Parrish's attention to the moment and the team is something that has characterized his time on the Hilltop. In interviews, Parrish speaks of playing "Hoya football" with pride only using the phrase synonymous with excellence. It is part of what has made him fitting for the lead role.
"Now Nick will have his name in the record books for years to come and everyone will know he wore the No. 35 and that adds considerable importance to his accomplishment," Rob Sgarlata, Georgetown's Defensive Coordinator and a teammate of Joe Eacobacci's said. "You could not write a better story to honor Joey's memory. Tommy (Wonica) and Joey were roommates for three years and best friends in college, so it's amazing how the No. 35 jersey has been able to bring the Georgetown Football family together. Former players from different eras know that the player who wears No. 35 is a true representation of class and dedication that Joey brought to his life and Nick is a true representation in both spirit and action of the living memorial represented by the No. 35."
So for Parrish, to pass Wonica as the career tackles leader on September 11 was poetic justice for a player who has symbolized all the attributes that made Wonica's friend and roommate, Eacobacci and his No. 35 a cherished part of the Georgetown football program.

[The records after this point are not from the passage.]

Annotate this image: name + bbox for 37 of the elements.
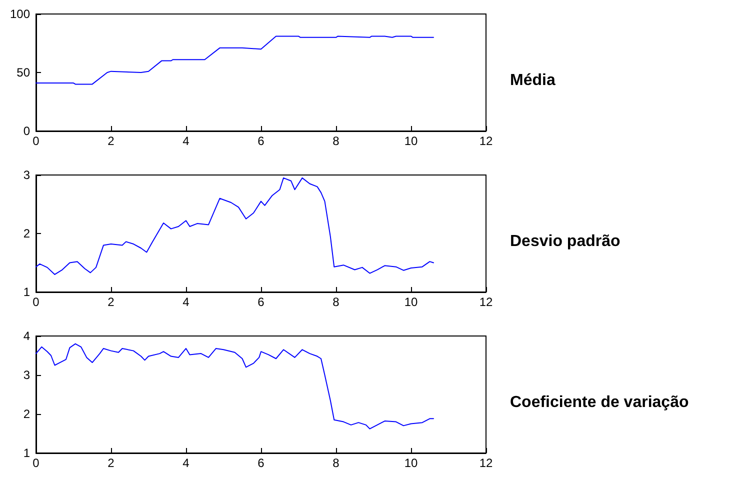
y-tick-label: 2 <box>23 407 30 421</box>
x-tick-label: 6 <box>258 134 265 148</box>
y-tick-label: 100 <box>10 7 30 21</box>
x-tick-label: 4 <box>182 456 190 470</box>
x-tick-label: 2 <box>108 456 115 470</box>
x-tick-label: 10 <box>404 134 418 148</box>
x-tick-label: 12 <box>479 295 493 309</box>
x-tick-label: 0 <box>32 456 40 470</box>
x-tick-label: 6 <box>258 295 265 309</box>
y-tick-label: 1 <box>23 285 30 299</box>
x-tick-label: 8 <box>332 134 340 148</box>
x-tick-label: 8 <box>332 295 340 309</box>
line-series <box>36 177 434 275</box>
y-tick-label: 50 <box>16 66 30 80</box>
x-tick-label: 0 <box>32 134 40 148</box>
x-tick-label: 12 <box>479 134 493 148</box>
line-series <box>36 343 434 430</box>
y-tick-label: 3 <box>23 368 30 382</box>
x-tick-label: 8 <box>332 456 340 470</box>
y-axis-title: Desvio padrão <box>510 232 620 250</box>
y-tick-label: 3 <box>23 168 30 182</box>
y-tick-label: 0 <box>23 124 30 138</box>
x-tick-label: 4 <box>182 295 190 309</box>
y-tick-label: 4 <box>23 329 30 343</box>
line-series <box>36 36 434 85</box>
x-tick-label: 2 <box>108 295 115 309</box>
x-tick-label: 10 <box>404 456 418 470</box>
x-tick-label: 12 <box>479 456 493 470</box>
y-tick-label: 2 <box>23 226 30 240</box>
y-tick-label: 1 <box>23 446 30 460</box>
y-axis-title: Média <box>510 72 556 90</box>
x-tick-label: 0 <box>32 295 40 309</box>
y-axis-title: Coeficiente de variação <box>510 394 689 412</box>
x-tick-label: 10 <box>404 295 418 309</box>
x-tick-label: 4 <box>182 134 190 148</box>
x-tick-label: 6 <box>258 456 265 470</box>
x-tick-label: 2 <box>108 134 115 148</box>
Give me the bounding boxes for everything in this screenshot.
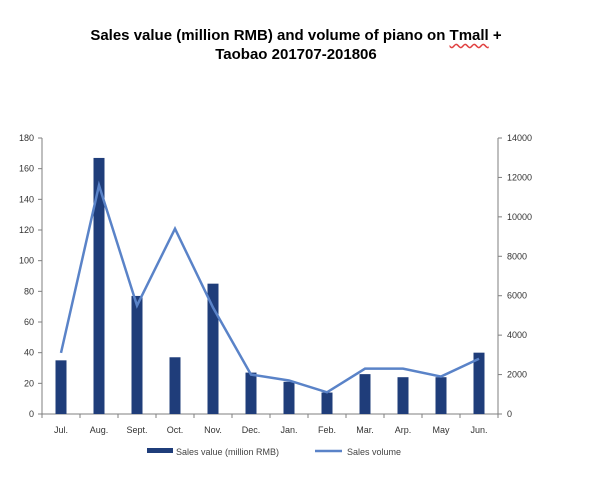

The way Parrish handled the accomplishment, by thanking others and thinking first of his team, is part of reason the two-year captain had made an impact on the program on and off the field.
"The tackles record kind of snuck up on me," Parrish said. "It's a great record to break. It speaks to longevity and being productive over your entire career, but it also speaks to the guys that have been playing in front of me on the defensive line and my teammates around me enabling me to make plays."
Parrish was selected to several preseason All American teams, but his talent on the field is only part of what has made him a special member of the Georgetown football family.
"He's the ultimate leader, he's a very mature player, the kid's all respect him, he plays hard, he practices what he preaches," Head Coach Kevin Kelly said. "Right from day one as a freshman he was mature beyond his years and we knew he was going to be a great player for us. You're just happy for him because he deserves this recognition."
Through his career the individual accolades Parrish has earned have outweighed the team's accomplishments on the field. He led the Patriot League in tackles a year ago with 110 and was named to several pre-season All America teams. But with the Hoyas headed into Yale with a 2-0 record, the first time the team started the season 2-0 since 1999, the time to reflect on his individual accomplishments will have to wait.
"I think what's kept me from being so focused on the record is the fact that we're 2-0 right now," Parrish said. "We've already beaten a Patriot League opponent and we're positioning ourselves, if we keep this up, to do some great things this year."
For Parrish and the Hoyas becoming the Hoyas all-time tackles leader is far from the end of the story.